La promesse fallacieuse de l’émancipation
Clé de voûte des modèles d’affaires des plates-formes numériques orientées vers la production de solutions « intelligentes » , le digital labor influence de larges écosystèmes d’entreprises et
irrigue les marchés actuels. Les modèles d’organisation du travail
humain qu’il inspire présentent une forte variabilité. Les utilisateurs
d’applications à la demande et les abonnés de médias sociaux se situent
aux extrêmes d’un éventail de situations, dont les constantes sont la
tâcheronnisation et la datafication. Le digital labor peut être tantôt assimilé à du freelancing, tantôt au travail temporaire, aux « contrats zéro heure » comme pour certains livreurs à la demande, voire au travail à la pièce pour les microtravailleurs, au travail « gratuit »
ou rémunéré par des avantages en nature (bons d’achat, produits, accès à
des services premium) pour les membres de plates-formes sociales.
Néanmoins, le digital labor
est une occupation qui peine à être reconnue comme relevant du travail
au regard des critères de définition de l’emploi formel. Son
rapprochement avec d’autres formes de travail invisible (domestique,
ludifié, « du consommateur » , « des publics » ,
immatériel) ayant fait surface au cours des dernières décennies fait en
l’occurrence apparaître que la position relative d’un travailleur des
plates-formes, les conditions matérielles et la nature de ses activités
sont largement influencées par le degré d’ « ostensibilité » de ses tâches.

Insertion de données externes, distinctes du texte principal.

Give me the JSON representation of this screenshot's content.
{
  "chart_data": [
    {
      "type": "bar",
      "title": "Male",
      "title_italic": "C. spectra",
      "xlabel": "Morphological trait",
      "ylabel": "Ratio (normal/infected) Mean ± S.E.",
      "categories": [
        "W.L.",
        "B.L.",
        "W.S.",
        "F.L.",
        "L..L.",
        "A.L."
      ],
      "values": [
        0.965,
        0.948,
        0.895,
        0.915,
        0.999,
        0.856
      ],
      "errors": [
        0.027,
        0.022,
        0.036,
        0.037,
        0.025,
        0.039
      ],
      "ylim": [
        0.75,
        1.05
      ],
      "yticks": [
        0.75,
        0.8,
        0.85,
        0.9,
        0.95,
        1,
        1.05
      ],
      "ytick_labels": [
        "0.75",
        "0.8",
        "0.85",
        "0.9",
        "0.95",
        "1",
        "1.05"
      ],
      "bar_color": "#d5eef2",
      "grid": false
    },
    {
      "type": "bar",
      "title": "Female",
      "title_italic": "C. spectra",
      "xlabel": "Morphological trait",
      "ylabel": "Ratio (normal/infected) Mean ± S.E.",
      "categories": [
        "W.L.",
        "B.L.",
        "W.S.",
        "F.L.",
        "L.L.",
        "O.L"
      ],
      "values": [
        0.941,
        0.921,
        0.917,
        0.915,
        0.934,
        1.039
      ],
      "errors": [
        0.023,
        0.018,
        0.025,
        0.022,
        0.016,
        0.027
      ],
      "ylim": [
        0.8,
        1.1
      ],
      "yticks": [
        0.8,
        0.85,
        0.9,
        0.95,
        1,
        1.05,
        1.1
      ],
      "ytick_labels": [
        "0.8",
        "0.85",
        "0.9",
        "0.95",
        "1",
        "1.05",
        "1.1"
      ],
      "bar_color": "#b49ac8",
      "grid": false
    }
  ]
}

A travers la promesse fallacieuse de l’émancipation par l’automation et
le spectre menaçant de l’obsolescence du travail humain, les
plates-formes numériques condamnent la multitude grandissante des
tâcherons du clic à une aliénation radicale : oeuvrer inlassablement à
leur propre disparition en s’effaçant derrière des machines dont ils
sont et resteront les rouages indispensables. Pour contrer cette
destinée funeste, la reconnaissance du digital labor s’impose comme un objectif politique majeur, afin de doter les « travailleurs digitaux » d’une véritable conscience de classe en tant que producteurs de valeur.